On Monday, Gov. Hochul signed a legislation directing the New York State Department of Health to create and maintain a statewide doula directory, making them easier to find.
Noting that she's the first New York governor to truly understand pregnancy and motherhood, Hochul signed the bill aimed at tackling the growing infant mortality rate.
"We're double the rate of our peer countries in terms of both infant and maternal mortality. And like many other injustices, race certainly is a factor," said the governor. "Black babies are two and a half times more likely to die than white babies."
The new law effective, January 1, 2024, expands access to care from doulas, who help guide and educate and take care of mothers through pregnancy, birth and postpartum.
This piece of legislation will promote doula services to Medicaid recipients and establish criteria for admittance into the New York State community doula directory.
The governor also announced that doula services will now be covered for all Medicaid enrollees, beginning January 1, 2024.
"Expanding access to doula services is an effective, evidence-based strategy to support expectant parents and allow their babies to grow and thrive," she said. I'm committed to doing everything in my power to tackle the disturbing rise in infant mortality."
Additionally, Hochul highlighted $4.5 million in annual funding for Regional Perinatal Centers.
"The State Health Department remains committed to addressing the increased mortality rates among Black people who give birth," said NYS Department of Health Commissioner Dr. James McDonald. "Doula services can improve birth outcomes and provide families with emotional support during a time that can be challenging. I stand with Governor Hochul to continue to fight for services that will ensure all people who give birth have a safe and empowering birthing experience."
The bill was sponsored by Assemblymember Michaelle Solages of Long Island.
"Every woman deserves joy in birth.
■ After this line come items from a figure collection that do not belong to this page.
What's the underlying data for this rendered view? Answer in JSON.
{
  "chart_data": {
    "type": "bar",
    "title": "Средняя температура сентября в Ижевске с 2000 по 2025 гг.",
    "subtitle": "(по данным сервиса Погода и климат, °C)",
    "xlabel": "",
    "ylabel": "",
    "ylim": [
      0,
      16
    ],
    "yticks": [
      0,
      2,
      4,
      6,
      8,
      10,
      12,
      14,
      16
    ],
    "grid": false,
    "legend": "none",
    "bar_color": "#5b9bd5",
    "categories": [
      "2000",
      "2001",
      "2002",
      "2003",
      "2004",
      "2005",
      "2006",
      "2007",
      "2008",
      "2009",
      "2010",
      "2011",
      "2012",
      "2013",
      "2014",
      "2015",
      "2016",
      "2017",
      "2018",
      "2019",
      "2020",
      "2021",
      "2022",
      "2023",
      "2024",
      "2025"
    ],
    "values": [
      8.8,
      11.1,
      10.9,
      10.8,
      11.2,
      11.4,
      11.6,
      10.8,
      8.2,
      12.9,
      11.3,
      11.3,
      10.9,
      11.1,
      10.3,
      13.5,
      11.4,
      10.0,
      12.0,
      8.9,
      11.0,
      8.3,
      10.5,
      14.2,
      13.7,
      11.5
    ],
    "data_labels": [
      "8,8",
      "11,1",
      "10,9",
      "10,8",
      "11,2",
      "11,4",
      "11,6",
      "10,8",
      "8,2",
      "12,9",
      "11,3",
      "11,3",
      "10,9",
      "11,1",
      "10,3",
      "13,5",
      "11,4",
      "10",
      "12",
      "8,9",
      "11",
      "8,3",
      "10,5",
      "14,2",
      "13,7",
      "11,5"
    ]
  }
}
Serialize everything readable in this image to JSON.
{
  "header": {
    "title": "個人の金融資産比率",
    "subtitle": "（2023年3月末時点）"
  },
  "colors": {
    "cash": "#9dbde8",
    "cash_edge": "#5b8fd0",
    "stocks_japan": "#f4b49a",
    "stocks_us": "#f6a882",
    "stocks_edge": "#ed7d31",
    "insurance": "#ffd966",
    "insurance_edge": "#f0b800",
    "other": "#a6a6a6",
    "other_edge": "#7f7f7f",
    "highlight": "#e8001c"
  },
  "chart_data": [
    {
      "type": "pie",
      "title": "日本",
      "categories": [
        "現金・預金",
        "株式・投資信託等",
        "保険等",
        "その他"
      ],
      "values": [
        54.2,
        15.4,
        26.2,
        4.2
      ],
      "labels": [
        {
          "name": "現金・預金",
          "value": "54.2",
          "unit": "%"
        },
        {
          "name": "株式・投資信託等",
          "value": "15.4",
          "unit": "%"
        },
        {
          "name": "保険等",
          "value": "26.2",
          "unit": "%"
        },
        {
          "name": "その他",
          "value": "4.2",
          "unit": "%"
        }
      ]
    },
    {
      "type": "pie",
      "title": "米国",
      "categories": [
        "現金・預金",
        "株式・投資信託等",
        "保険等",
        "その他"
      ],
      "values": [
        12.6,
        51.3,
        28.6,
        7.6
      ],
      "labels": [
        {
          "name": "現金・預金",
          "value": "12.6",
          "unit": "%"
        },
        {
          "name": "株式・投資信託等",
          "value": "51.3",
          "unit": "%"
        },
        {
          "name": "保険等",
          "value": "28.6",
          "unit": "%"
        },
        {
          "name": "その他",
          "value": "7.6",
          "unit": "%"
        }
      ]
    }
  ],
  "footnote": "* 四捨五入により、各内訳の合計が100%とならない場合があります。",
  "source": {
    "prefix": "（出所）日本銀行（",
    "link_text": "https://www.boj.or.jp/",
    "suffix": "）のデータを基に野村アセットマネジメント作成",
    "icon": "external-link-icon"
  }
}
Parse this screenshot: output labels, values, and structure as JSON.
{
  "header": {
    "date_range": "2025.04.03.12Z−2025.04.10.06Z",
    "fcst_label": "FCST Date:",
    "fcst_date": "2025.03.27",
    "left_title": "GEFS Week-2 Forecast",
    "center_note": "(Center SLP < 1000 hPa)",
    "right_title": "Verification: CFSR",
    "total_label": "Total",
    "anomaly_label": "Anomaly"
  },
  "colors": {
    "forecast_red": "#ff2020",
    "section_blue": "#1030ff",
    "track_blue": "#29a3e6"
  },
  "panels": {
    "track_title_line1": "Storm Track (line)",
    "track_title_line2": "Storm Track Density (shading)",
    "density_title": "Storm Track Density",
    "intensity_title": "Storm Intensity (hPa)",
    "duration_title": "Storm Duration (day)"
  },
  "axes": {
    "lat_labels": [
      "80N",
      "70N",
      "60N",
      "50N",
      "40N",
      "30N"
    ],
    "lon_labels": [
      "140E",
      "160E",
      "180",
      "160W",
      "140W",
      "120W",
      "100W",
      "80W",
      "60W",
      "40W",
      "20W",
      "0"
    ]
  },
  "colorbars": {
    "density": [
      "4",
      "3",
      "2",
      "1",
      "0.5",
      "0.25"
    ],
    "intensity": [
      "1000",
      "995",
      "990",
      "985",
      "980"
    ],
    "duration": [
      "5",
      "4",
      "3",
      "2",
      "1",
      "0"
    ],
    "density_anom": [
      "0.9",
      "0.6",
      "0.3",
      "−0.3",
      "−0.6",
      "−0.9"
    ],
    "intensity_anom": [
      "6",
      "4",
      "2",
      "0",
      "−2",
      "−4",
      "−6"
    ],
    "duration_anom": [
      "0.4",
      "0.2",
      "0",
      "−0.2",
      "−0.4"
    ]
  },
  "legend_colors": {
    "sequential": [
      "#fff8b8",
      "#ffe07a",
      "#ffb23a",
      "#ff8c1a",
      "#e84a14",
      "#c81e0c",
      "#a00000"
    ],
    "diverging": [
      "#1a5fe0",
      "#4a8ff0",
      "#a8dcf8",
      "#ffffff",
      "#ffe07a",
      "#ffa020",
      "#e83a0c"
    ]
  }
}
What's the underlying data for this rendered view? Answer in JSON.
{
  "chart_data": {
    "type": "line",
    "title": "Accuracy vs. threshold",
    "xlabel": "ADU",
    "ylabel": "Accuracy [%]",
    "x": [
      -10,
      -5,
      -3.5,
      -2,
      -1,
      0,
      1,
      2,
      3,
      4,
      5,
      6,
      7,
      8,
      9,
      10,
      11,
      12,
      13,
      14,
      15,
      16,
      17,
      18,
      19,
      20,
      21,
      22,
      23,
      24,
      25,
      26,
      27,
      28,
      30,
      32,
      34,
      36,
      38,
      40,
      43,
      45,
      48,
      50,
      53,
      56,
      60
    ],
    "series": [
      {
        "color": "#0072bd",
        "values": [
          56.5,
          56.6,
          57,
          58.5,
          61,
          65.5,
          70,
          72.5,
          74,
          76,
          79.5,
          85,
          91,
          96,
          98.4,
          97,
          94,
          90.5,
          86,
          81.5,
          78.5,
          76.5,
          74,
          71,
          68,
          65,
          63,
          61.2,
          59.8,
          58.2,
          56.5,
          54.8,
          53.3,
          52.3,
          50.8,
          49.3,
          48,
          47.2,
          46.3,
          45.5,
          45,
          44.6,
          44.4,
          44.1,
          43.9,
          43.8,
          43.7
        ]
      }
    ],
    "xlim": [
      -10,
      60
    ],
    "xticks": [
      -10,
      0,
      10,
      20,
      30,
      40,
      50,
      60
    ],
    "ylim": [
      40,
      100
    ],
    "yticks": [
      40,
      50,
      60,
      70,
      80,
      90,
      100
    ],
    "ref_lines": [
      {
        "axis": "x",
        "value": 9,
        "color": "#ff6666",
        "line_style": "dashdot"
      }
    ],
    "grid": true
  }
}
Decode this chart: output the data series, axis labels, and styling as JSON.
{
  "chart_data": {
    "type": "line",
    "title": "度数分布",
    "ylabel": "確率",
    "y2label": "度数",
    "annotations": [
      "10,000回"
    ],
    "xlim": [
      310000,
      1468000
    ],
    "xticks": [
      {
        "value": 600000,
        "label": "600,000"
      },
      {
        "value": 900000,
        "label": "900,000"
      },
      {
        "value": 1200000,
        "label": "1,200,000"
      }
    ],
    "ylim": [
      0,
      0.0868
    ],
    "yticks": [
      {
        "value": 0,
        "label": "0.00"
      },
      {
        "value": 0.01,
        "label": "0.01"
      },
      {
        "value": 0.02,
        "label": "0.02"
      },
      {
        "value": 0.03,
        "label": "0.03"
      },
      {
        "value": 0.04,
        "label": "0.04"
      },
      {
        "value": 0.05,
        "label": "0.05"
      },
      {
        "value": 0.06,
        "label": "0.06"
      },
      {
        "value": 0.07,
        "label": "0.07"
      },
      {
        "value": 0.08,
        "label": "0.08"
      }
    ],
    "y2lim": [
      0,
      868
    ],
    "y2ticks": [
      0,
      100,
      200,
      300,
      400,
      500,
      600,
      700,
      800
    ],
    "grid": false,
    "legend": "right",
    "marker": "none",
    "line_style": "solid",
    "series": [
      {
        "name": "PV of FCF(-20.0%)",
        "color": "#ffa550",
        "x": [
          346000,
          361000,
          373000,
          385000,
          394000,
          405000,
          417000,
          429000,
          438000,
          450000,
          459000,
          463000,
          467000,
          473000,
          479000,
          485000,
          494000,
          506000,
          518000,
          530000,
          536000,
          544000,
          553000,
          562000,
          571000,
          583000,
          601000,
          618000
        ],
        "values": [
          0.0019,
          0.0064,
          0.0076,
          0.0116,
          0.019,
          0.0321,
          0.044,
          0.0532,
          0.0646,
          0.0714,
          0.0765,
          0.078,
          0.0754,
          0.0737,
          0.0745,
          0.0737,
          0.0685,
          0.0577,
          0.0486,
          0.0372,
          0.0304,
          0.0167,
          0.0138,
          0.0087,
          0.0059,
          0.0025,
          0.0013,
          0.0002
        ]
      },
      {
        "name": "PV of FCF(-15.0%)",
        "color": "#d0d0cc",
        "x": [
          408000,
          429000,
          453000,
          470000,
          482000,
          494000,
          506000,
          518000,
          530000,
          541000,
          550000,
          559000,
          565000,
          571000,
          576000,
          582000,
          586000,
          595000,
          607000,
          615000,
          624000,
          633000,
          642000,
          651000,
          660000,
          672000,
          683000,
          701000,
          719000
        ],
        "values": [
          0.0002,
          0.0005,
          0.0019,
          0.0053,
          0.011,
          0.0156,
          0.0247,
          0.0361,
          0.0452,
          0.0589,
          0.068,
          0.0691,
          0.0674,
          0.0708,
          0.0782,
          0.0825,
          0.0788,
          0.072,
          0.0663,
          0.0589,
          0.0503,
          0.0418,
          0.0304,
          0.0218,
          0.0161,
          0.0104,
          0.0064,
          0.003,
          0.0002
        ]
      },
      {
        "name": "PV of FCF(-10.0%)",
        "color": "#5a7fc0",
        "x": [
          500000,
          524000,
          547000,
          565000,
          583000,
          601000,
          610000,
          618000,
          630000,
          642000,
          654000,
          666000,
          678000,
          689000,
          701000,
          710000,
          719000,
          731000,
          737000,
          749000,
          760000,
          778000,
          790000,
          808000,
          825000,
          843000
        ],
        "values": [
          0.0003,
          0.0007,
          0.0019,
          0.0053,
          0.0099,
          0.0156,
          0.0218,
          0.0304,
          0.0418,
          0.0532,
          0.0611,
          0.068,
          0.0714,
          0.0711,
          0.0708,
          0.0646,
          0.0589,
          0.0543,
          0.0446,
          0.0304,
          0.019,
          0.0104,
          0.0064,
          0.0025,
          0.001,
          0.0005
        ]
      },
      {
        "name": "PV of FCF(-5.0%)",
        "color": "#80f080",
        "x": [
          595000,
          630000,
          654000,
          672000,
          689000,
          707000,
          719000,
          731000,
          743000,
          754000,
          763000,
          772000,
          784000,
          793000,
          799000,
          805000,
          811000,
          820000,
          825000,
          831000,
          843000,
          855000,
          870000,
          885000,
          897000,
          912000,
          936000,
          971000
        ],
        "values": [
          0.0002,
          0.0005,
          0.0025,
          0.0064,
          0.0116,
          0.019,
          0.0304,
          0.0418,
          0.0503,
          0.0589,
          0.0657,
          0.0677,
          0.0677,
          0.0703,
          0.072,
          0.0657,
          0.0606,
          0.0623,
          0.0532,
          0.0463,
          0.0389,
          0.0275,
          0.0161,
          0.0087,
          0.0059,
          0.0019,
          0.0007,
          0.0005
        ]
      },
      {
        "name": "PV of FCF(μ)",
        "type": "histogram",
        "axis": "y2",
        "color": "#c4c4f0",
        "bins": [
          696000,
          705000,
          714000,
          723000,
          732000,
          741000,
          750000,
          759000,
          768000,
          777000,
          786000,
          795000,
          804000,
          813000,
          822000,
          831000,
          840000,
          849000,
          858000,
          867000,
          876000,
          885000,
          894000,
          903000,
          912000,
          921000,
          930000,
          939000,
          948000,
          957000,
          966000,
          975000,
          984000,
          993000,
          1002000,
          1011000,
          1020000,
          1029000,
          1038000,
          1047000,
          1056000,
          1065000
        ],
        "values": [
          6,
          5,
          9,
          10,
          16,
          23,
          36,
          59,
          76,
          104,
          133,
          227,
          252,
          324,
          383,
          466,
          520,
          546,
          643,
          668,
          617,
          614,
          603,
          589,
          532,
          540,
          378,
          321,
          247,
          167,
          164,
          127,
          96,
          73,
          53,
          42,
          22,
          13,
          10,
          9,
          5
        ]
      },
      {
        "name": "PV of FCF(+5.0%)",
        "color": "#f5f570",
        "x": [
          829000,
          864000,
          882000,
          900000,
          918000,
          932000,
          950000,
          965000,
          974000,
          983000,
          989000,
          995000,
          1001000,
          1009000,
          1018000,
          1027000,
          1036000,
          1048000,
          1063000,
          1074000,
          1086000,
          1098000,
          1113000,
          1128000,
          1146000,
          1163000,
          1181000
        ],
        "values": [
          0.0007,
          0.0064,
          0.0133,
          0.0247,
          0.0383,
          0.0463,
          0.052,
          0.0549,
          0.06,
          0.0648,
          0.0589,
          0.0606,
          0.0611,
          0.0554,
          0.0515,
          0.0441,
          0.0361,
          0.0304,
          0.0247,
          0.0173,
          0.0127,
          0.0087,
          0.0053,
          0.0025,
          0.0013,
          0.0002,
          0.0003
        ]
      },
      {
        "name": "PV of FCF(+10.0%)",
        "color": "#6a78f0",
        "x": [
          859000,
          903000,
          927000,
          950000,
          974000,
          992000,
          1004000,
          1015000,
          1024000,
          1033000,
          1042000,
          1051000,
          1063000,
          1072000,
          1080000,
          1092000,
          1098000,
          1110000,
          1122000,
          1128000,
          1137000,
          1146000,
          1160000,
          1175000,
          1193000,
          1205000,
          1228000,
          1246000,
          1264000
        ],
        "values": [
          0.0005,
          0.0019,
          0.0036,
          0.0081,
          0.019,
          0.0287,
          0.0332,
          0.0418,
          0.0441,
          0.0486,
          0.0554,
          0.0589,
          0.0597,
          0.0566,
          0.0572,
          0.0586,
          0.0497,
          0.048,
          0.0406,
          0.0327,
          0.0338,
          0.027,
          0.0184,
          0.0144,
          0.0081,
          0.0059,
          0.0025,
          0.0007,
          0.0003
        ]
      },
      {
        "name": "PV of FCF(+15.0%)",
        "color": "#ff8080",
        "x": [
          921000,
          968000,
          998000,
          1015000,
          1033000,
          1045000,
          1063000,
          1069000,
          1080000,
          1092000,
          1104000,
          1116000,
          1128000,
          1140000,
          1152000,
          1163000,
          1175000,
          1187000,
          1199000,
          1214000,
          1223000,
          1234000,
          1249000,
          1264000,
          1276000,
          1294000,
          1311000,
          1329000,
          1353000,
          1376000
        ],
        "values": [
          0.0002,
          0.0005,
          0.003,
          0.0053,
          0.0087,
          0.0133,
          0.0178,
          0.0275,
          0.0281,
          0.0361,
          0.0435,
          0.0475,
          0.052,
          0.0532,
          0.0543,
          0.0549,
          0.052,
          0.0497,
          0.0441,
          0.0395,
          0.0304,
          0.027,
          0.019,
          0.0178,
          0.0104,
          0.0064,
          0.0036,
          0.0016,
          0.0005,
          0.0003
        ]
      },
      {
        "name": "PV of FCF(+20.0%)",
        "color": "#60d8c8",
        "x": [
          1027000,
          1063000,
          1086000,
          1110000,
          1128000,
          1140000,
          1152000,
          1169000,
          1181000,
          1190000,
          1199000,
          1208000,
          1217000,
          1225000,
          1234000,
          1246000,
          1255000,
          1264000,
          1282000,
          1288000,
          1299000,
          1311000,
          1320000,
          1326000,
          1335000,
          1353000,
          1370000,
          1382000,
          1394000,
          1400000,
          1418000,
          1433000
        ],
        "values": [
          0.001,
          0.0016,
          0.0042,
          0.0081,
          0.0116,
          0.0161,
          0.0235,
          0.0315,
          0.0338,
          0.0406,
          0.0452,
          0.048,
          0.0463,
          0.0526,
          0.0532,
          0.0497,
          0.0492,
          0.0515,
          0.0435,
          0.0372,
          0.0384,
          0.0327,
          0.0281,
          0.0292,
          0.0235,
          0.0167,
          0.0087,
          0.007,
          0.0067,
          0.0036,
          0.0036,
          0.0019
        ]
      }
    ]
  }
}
It's insane that today birthing is a business and that we are not able to provide the tools that women need," said Solages.
And doulas who helped work on the bill say having their work covered will help them help those most at risk.
"This should not be an out-of-pocket expense," said Jada Shapiro, a doula and maternal health expert. "Birth doula care should be built into the fabric of our culture and society as we are in a very over medicalized child birthing system."
Chanel Porchia-Albert of Ancient Song Doula Services stressed the importance of access and availability of these services. "Access is important, but it's also how do we continue that continuity of care," she said. "How do we build out community-based organizations so they don't feel like they have to work hand to mouth every single day, so they can do the work that they want to do, which is just to serve their communities every day."